Feb 27, 2021 4 min read
KnowledgeTools

Summary

Since my son was born, my wife and I have been taking what seems like an endless stream of photos and videos, all of which are backed up to Google Photos. This has been great as it's seamless and easy to distribute to family members. So what's the problem?

The problem amounts to my own paranoia. I have photos and videos that have become priceless to me. I'm not terribly concerned that Google will lose my data; they seem to know what they're doing. I'm more concerned with somehow losing access to my account. Although I go to great lengths to secure my account, I still firmly believe that I'd lose access to my account long before Google ever loses my data.

It basically amounts to having all your eggs in one basket, and amounts to having no recourse should disaster strike. This is where rclone comes in.

Rclone

Rclone has been an unbelievably reliable tool for backing up my Google Photos account. It just works. I have a number of cron jobs setup that run when they're supposed to, and the whole setup has amounted to “set it and forget it”. So it really shocked me when I got a notification from healthchecks.io that backup jobs for my account started failing on 2/6/21.

Workflow

Rclone has two jobs for my account — one to download all my photos/videos, and one to download all my albums. Both jobs handle the content the same, but having them separate keeps things way more organized.
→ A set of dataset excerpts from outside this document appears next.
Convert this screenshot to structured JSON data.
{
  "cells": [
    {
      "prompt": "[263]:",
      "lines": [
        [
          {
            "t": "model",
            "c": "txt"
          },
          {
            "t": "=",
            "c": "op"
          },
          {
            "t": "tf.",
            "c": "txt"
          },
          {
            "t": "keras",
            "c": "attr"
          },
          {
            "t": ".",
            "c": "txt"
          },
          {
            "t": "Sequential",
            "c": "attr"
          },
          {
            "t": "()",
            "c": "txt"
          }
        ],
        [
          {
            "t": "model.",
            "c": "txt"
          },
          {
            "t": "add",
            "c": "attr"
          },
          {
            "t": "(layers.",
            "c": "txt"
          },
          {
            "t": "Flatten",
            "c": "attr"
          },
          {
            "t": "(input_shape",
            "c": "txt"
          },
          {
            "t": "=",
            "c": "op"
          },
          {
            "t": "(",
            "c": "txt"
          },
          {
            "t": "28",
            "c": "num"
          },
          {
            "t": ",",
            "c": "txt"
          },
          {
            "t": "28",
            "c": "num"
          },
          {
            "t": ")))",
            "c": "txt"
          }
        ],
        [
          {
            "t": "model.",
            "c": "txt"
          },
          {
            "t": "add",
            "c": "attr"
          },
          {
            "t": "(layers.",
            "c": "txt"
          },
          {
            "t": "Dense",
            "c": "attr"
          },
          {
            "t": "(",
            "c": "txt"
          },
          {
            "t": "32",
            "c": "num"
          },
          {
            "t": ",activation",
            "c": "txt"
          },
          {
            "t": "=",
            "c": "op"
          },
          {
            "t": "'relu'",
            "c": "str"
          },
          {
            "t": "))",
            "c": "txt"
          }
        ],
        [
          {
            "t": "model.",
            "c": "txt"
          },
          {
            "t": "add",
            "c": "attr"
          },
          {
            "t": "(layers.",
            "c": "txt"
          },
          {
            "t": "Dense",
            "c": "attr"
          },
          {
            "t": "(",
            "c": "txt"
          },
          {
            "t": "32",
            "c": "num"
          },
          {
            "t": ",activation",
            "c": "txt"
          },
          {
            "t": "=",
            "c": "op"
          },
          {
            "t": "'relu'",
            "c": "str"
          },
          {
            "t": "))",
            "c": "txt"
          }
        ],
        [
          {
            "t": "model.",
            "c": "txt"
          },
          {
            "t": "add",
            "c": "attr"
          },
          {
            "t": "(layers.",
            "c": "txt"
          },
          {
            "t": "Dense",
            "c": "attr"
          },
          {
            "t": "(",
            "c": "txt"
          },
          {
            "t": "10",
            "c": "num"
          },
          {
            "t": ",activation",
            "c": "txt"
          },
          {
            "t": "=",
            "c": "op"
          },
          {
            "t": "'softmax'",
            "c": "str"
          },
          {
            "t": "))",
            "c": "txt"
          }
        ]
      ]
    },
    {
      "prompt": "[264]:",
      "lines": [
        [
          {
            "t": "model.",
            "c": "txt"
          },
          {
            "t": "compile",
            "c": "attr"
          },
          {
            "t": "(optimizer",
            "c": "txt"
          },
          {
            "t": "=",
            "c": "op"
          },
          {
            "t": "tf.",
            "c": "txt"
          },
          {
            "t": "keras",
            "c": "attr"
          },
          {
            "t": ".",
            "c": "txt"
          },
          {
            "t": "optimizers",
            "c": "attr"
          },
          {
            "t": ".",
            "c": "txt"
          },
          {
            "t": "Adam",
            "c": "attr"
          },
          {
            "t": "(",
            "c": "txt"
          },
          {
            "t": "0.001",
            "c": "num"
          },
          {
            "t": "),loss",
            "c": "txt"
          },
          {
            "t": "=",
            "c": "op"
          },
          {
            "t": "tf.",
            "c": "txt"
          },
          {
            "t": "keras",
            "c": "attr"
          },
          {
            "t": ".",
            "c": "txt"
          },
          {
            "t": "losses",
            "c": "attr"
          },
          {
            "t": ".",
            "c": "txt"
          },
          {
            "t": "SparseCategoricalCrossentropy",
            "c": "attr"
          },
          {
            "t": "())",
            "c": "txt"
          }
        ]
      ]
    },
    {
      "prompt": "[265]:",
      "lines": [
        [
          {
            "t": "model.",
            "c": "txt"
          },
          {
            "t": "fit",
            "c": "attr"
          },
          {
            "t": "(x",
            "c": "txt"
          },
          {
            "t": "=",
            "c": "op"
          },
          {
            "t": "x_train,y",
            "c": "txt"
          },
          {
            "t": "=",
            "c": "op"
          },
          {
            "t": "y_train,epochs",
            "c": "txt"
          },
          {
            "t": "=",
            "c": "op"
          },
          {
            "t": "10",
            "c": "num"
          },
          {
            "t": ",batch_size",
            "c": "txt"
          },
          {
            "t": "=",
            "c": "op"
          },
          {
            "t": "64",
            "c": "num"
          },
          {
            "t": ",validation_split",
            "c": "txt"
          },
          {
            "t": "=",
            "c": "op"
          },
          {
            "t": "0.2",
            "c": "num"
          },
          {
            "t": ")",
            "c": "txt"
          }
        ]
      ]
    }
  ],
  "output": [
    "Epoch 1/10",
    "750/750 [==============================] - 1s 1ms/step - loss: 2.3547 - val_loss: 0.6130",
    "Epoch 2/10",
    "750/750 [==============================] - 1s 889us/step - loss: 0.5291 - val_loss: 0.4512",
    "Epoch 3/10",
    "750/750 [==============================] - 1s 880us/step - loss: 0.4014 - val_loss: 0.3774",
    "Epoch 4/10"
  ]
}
For this post to make more sense, it's important to understand the workflow. Because of the priceless nature of these photos and videos, I back them up multiple times in multiple locations. The intervals are not relevant to this post. This amounts to the following:

  • Rclone downloads everything to a Debian VM on my server every 12 hours for photos/videos and once a week for my albums.
  • Rclone then backs up to two additional locations:
    • Daily backups to Synology NAS (local)
    • Weekly backups to Backblaze B2 (remote)
  • Rclone runs a clean-up on B2 3x/month to allow for it to remove anything that's been deleted from the source and keep costs down.

Job Failures

As I mentioned, the jobs for my photos/videos and albums started failing on 2/6/21. I really didn't think much of it since there have been instances where the photos haven't backed up at a certain time, but will get picked up during the next time the job runs. That wasn't happening this time around.

I have a log file on the Debian VM that rclone dumps verbose information in for all the jobs. I combed through the logs for each job and began seeing a ton of 403, 429 and 500 errors. This is concerning because I couldn't understand what would be causing it to fail over and over again.

I tried the following:

  • Renew Google Photos API credentials
  • Check the disk space and integrity
  • Re-run the jobs with different parameters to ignore errors
  • Download the skipped files one-by-one

Nothing worked to solve the issue.

I scoured the rclone forums and the Issues section of the rclone GitHub repo for answers as to what might be happening. Long story short, I came up largely empty, and anything similar that I could find seemed to all point to corruption on the source. I checked the source, and the videos played fine.

The log files seemed to point to 4 videos that were failing to upload on both jobs. This was due to the videos existing in both my photo bucket and a handful of albums. Looking at the filenames from the log file, I compared it to the photos taken on 2/6/21 on Google Photos. They all ended up pointing to videos that were taken with a slow-motion filter. This is not something I ever use, but watching my son in a sled having the time of his life deserved the slow-motion effect.

The problem is that this seems to stem from a limitation with the Google Photos API. Whether it's being handled by Google, I can't say.

Resolution

What I ended up doing was downloading the videos directly from Google Photos, then copying them to the Debian VM. Since the problem stemmed from not being able to pull them from Google Photos via the API, I figured I'd do things manually.

After the videos were added to the Debian VM, I re-ran both jobs, which passed without any issues and reported their status to healthchecks.io.